Believe In People

Media Releases 2016

National emergency accommodation figures show 26% increase over the last year

Simon Communities Respond to latest Emergency Accommodation figures

Friday, November 25, 2016

 The Simon Communities in Ireland have said that the national figures demonstrate the number of people becoming homeless and trapped in emergency accommodation remain too high, indicating the urgent need for action. 

The national figures, released for October, show that there are 6, 847people trapped in emergency accommodation, a year on year increase of 26%. There are 2,470 children (a year on year increase of 34%) and 1,178 families (a year on year increase of 34%). These figures also report a devastating 2,794 adults without dependants in their care are trapped in emergency accommodation (a year on year increase 13%).  
Niamh Randall, Spokesperson for the Simon Communities said that the Government must urgently prioritise implementation of Rebuilding Ireland: An Action Plan for Housing and Homelessness.
Rebuilding Ireland was a hugely positive step but it is critical that we don’t lose momentum and urgency. While it is welcome to see some slow-down in the numbers of families and children entering into emergency accommodation, the numbers remain far too high. We are particularly alarmed that the number of single adults has increased significantly, with 79 people entering emergency accommodation in October alone. This brings the total to 2,794. These are people who are often forgotten and who have been failed by the state, time and time again. 

We know that many of the people who are homeless are coming from the Private Rental Sector and we are hopeful that the Strategy, due out in the coming weeks, will include strong measures to address this. We continue to call for full rent certainty with rents index liked to the Consumer Price Index action to enhance security of tenure.  Such measures was supported in the

Report of the Oireachtas Committee on Housing and Homelessness. Keeping people in the homes that they already have is key to stopping the flow of people into homelessness.'
The Simon Communities deliver supports and services to over 7,500 people and families who experience or are at risk of homelessness every year.  
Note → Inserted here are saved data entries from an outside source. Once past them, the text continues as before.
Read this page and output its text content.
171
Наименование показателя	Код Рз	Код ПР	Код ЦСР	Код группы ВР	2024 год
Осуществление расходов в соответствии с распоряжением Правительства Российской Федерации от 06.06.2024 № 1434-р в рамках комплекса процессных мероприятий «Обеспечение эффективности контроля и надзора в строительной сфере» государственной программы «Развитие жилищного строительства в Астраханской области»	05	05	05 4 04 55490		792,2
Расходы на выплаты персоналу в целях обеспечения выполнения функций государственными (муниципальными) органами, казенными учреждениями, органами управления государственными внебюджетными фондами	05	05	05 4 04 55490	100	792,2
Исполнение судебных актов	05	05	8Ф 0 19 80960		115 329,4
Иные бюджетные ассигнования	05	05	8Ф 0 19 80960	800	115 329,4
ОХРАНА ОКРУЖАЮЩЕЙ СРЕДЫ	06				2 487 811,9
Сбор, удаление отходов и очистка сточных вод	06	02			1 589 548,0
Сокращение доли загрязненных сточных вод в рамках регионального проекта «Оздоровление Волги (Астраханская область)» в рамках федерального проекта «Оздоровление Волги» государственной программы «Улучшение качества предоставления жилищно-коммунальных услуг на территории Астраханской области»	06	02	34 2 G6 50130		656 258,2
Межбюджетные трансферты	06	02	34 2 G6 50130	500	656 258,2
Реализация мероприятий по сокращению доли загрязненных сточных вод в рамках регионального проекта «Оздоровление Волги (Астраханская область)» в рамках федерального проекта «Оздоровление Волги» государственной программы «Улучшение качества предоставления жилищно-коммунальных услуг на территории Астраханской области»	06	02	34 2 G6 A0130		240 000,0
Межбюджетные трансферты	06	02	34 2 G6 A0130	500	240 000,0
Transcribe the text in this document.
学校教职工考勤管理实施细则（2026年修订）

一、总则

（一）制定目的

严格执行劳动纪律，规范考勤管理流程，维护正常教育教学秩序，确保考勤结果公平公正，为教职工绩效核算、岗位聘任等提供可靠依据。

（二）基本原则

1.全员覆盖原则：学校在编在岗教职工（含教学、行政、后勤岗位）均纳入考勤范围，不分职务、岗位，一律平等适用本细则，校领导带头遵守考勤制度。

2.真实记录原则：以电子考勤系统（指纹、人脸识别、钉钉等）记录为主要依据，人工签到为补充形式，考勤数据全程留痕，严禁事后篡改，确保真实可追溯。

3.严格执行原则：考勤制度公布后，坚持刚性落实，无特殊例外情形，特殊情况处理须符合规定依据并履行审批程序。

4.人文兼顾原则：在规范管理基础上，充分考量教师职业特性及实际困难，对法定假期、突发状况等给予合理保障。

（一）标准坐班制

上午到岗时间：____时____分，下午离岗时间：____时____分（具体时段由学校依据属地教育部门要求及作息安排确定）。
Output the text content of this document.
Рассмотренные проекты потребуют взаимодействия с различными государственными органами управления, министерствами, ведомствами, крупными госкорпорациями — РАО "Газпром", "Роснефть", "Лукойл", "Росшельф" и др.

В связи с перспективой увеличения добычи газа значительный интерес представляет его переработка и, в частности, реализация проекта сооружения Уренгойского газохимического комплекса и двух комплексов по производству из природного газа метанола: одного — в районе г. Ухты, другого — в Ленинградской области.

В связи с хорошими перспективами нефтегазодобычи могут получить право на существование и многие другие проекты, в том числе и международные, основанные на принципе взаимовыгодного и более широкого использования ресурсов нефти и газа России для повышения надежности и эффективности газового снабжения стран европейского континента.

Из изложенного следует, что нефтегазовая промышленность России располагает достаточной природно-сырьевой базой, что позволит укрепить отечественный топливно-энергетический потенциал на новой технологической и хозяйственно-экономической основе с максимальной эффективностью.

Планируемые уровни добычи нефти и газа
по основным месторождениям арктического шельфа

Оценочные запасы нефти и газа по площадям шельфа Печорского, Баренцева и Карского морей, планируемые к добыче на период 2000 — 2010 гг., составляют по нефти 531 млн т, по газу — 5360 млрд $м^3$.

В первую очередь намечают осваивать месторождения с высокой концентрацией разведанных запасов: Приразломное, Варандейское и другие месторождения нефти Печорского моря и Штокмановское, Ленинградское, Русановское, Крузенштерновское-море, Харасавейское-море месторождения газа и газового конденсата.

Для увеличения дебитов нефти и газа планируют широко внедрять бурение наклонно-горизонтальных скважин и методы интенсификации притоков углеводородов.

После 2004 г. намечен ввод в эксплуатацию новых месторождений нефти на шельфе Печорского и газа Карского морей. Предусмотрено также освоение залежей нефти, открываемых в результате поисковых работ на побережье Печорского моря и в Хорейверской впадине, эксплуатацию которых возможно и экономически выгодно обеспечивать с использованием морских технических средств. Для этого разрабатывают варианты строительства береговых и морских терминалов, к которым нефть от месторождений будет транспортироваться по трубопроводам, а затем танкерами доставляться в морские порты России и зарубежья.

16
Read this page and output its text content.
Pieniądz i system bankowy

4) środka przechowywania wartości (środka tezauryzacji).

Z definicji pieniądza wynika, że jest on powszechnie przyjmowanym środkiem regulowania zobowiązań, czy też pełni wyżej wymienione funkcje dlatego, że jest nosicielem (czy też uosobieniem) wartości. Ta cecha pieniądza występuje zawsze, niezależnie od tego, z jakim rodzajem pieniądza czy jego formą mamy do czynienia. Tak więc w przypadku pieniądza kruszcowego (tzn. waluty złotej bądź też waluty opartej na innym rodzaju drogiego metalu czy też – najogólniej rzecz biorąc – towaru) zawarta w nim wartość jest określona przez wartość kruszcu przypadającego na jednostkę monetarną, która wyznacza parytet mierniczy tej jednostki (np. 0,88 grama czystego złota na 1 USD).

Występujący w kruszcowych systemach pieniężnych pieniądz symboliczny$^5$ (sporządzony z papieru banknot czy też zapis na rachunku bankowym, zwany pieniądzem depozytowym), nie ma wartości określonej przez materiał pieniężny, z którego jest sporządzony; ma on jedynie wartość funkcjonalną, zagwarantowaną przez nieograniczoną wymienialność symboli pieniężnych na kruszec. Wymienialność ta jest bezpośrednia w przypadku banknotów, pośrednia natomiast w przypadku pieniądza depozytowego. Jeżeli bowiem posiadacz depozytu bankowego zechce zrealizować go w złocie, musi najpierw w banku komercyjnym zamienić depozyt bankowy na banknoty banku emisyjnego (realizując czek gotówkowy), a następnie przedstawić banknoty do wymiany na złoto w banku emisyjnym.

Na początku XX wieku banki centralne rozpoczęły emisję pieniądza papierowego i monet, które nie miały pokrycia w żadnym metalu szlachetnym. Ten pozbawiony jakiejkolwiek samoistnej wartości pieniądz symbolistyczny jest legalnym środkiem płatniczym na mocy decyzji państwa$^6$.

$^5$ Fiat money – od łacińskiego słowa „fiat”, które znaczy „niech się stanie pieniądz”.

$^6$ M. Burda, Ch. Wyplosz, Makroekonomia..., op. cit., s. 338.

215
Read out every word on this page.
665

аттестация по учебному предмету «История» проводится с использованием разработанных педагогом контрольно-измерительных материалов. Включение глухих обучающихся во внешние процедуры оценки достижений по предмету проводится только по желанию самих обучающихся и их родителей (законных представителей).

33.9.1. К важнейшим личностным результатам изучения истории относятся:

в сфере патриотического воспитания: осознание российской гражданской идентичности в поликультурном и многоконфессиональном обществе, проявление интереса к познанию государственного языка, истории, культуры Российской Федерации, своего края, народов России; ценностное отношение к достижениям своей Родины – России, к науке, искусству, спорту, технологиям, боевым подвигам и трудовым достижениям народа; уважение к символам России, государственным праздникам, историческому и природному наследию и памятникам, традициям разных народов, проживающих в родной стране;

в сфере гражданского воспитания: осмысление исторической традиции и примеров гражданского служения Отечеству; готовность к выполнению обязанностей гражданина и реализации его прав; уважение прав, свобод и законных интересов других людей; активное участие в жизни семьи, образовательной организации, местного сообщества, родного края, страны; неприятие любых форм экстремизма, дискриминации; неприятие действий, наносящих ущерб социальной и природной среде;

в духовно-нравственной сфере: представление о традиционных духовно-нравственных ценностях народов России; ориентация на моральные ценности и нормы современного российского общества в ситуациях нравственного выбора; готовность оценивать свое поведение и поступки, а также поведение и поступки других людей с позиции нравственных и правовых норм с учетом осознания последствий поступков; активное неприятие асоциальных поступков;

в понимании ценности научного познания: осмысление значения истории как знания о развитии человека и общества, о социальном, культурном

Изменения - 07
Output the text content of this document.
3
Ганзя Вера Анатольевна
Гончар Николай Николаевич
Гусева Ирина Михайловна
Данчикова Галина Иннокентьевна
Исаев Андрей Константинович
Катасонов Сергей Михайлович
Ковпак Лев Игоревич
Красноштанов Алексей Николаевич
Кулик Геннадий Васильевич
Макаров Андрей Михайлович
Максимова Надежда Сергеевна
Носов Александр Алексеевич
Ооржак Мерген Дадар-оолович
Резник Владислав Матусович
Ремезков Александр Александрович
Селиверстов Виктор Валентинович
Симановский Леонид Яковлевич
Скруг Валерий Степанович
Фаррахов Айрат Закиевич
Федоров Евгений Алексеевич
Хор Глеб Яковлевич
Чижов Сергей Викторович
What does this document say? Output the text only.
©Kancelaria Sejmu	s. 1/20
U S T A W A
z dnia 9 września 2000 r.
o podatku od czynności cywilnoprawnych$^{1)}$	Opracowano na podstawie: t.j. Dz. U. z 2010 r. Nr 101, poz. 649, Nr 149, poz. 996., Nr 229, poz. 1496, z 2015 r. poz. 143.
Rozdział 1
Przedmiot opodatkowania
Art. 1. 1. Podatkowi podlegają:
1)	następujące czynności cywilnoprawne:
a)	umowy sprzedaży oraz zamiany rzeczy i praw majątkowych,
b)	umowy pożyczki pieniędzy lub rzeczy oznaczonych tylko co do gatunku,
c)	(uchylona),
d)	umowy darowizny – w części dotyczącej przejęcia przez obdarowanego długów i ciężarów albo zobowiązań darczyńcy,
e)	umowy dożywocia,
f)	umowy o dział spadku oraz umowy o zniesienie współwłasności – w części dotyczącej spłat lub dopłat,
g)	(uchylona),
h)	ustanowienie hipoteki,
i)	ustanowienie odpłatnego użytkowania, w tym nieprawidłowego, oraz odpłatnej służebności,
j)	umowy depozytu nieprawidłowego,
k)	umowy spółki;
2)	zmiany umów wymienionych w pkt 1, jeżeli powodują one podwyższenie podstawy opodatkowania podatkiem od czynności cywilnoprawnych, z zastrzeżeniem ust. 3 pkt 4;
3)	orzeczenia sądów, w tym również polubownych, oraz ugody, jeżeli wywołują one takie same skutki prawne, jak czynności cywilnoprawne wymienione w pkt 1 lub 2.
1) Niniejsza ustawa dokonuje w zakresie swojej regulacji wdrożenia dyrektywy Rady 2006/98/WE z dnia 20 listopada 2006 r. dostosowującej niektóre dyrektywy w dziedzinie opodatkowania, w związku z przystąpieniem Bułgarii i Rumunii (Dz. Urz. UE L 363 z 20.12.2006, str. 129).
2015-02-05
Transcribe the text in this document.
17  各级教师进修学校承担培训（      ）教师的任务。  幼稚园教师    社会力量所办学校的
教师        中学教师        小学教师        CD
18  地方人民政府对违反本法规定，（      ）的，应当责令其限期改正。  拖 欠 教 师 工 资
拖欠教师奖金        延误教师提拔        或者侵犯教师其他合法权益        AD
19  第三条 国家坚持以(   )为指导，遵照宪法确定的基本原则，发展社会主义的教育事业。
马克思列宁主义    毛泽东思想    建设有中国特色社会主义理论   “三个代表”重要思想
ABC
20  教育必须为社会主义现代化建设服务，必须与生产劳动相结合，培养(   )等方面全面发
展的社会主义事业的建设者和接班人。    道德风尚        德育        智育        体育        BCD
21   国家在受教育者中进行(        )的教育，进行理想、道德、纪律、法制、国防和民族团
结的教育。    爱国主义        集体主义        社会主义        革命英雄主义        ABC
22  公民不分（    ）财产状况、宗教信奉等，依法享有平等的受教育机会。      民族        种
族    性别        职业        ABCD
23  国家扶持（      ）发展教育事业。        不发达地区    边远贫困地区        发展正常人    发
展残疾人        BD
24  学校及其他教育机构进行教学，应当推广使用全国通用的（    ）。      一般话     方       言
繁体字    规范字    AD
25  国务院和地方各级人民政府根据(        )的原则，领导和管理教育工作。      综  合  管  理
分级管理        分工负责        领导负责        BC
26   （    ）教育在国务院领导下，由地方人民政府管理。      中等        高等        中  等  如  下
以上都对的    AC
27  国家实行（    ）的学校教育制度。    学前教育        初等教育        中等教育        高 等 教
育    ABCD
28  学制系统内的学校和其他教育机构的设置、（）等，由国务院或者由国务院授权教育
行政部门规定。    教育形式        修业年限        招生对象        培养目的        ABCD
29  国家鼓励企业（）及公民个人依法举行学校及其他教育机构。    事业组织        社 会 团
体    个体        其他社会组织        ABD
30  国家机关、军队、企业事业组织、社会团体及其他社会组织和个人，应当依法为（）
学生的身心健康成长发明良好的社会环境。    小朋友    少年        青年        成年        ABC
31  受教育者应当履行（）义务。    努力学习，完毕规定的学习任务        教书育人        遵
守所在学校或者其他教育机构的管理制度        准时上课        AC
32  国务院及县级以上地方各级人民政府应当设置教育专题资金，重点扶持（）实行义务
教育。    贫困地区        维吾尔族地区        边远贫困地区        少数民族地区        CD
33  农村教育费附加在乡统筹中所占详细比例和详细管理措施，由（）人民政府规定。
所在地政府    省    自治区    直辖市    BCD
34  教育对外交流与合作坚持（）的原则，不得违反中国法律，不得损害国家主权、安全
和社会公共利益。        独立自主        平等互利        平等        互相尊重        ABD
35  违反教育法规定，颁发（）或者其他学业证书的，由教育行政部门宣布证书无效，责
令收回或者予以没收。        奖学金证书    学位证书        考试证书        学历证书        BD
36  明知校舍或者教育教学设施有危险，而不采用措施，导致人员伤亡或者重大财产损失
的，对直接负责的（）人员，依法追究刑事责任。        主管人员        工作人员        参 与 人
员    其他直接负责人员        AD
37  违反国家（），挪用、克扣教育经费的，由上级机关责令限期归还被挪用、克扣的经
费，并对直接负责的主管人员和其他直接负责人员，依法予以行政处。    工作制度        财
For media queries and interview requests 
Helen McCormack
Tel: 01 671 1606/ 085 806 5141 
Homelessness - the numbers 

• During one week in October 2016 (latest available figures), there were 6,847 men, women and children in emergency accommodation across the country; a 26 % increase from the same week in October 2015. This included 2,794 adults with no dependents in their care and 1,178 families made up of 1,583 adults and 2,470 children. (DHPCLG, October 2016).
• During one night in April 2016, there were 171 people without a place to sleep in Dublin City.  This included 102 people sleeping rough and 69 people sheltering at the Nite Café.  Unfortunately, Dublin is the only area where an official rough sleeper count takes place, making it difficult to get a countrywide rough sleeping picture. (DRHE 2015) Figures from Cork Simon Community indicate that rough sleeping in Cork City increased nine-fold in four years (2011-2015).

About Simon Communities

The Simon Communities in Ireland are a network of eight regionally based independent Simon Communities based in Cork, Dublin, Dundalk, Galway, the Midlands, the Mid West, the North West and the South East that share common values and ethos in tackling all forms of homelessness throughout Ireland, supported by a National Office. The Simon Communities have been providing services in Ireland for over 40 years.  The Simon Communities deliver support and service to over 7,500 individuals and families throughout Ireland who experience – or are at risk of – homelessness every year. Whatever the issue, for as long as we are needed, Simon’s door is always open. For more information please log on to

Services range from
• Housing provision, tenancy sustainment & settlement services, housing advice & information services helping people to make the move out of homelessness & working with households at risk;
• Specialist health & treatment services addressing some of the issues which may have contributed to homeless occurring or may be a consequence;
• Emergency accommodation & support providing people with a place of welcome, warmth & safety;
• Soup runs & rough sleeper teams who are often the first point of contact for people sleeping rough.